Malaysian Airlines flight MH370 took off from Kuala Lumpur Ifor Beijing with 239 people onboard on 8 March but lost contact with air traffic control 50 minutes later.
After 26 days of searching there continues to be no sign of the wreckage. It is now assumed that the plane crashed into the Indian Ocean without survivors and the search for the plane has now been classified as a criminal investigation.
Unmanned submarines, which are known as Autonomous Underwater Vehicles (AUV), were crucial in finding the black box recorders from Air France Flight 447 after it crashed into the Atlantic Ocean in 2009, killing all 228 people onboard.
Although some major wreckage was removed from the sea within five days of the crash, it took another two years and €32m spent on four deep water search missions before the black boxes were located at roughly 12,800 feet below sea level.
Narrowing down the search area
Investigators knew the general location of the Air France aircraft, but in order to have a chance of finding MH370’s wreckage, the search zone, which currently measures 221,000 square kilometres, must be narrowed down considerably.
“Air France 447 is a bit different from Malaysian Air 370 in that we had a few more clues to work with,” Woods Hole Oceanographic Institution’s Dave Gallo told AP.
Gallo led the search team from Woods Hole, an independent research institution which has offered its services to MH370 investigators but has not been asked to join the present search effort.
Woods Hole developed unmanned submarines primarily for research and to monitor shallow waters, such as measuring temperature and salinity of the waters over a wide area for many hours, but the AUV technology is increasingly being used for deeper underwater missions.
The US Navy uses robot submarines to hunt for underwater mines, while energy companies make use of the technology to survey the ocean floor at underwater drill sites.
Unmanned submarines are now the preferred choice for deep water search missions when compared to manned submarines, which are limited by needing to have enough power, air and light, as well as having to follow safety guidelines.
Investigators are currently using an underwater drone and a black box locator attached to the Australian Defence Vessel (ADV) Ocean Shield, a large Australian Royal Navy ship that is being used in the search.
Attaching these devices to the ship enables real-time data transmission to the surface and a continuous power supply from the ship to the devices, however this is a very slow way to search for wreckage.
19,000 feet below sea level
Another advantage of using AUV unmanned robot submarines is that they can travel much deeper underwater than regular submarines and can stay underwater for between 20 to 24 hours.
Wood Hole’s REMUS submarine is almost 13 feet long, weighs 1,900 pounds and comes equipped with sonar, which can be programmed to capture and record images of the ocean floor.
Scientists can view bits of data gathered by the submarines underwater and send instructions to the submarine using an acoustic link, but they can’t tell exactly what the submarine has found until it returns to the surface and the data is downloaded to a computer.
The current search area ranges from between 2,600 feet to 9,800 feet deep.

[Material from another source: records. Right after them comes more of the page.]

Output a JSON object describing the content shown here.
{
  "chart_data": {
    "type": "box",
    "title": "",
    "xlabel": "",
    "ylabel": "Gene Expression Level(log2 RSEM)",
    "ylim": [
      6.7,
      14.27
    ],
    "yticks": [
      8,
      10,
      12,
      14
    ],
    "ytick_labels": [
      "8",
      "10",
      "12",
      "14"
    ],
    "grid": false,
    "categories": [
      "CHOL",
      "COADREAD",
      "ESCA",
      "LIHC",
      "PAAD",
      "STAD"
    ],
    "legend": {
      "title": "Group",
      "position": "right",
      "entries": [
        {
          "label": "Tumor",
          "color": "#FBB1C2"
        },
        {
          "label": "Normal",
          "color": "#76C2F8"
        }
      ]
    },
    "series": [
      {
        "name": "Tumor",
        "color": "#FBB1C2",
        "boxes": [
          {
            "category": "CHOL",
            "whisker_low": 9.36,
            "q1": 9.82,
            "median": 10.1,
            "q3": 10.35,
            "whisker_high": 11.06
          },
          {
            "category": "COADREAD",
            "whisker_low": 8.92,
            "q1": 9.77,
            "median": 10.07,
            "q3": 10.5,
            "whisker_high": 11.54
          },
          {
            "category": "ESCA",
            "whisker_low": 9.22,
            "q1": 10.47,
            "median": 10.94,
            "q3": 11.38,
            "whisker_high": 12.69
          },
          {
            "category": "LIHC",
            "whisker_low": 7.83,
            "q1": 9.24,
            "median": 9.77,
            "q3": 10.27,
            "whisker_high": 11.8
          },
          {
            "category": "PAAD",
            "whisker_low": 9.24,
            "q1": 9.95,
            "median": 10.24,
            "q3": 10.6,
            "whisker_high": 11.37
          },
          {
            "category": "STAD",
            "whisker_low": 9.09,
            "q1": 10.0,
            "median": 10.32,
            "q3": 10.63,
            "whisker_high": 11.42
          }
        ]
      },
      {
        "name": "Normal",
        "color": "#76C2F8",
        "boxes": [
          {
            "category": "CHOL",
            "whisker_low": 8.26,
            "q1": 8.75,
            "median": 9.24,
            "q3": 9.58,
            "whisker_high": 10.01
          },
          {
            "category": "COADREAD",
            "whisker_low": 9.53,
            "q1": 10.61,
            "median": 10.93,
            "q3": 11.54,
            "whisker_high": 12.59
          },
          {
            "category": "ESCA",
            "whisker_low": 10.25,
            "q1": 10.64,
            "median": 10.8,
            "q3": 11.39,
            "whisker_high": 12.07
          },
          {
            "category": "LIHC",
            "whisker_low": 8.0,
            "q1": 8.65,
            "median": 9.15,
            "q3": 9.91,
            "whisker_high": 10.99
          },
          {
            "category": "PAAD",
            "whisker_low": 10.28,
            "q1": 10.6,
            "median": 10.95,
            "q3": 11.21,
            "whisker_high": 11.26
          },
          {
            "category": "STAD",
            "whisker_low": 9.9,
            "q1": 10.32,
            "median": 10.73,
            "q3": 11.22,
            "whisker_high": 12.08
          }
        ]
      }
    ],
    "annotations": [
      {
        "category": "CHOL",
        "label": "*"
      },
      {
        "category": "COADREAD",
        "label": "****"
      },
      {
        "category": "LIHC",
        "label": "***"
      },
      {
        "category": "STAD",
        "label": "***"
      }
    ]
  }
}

However, part of the search zone includes the Diamantina trench, a narrow area which has a depth of 19,000 feet.
The largest REMUS submarine can reach sea depths of 19,700 feet. In comparison, the Bluefun-21 autonomous submarine that the US Navy sent to Australia to join the search can only reach depths of 14,800 feet.
“Let’s hope the wreck debris has not landed over this escarpment. It’s a long way to the bottom,” said Robin Beaman, a marine geologist at Australia’s James Cook University.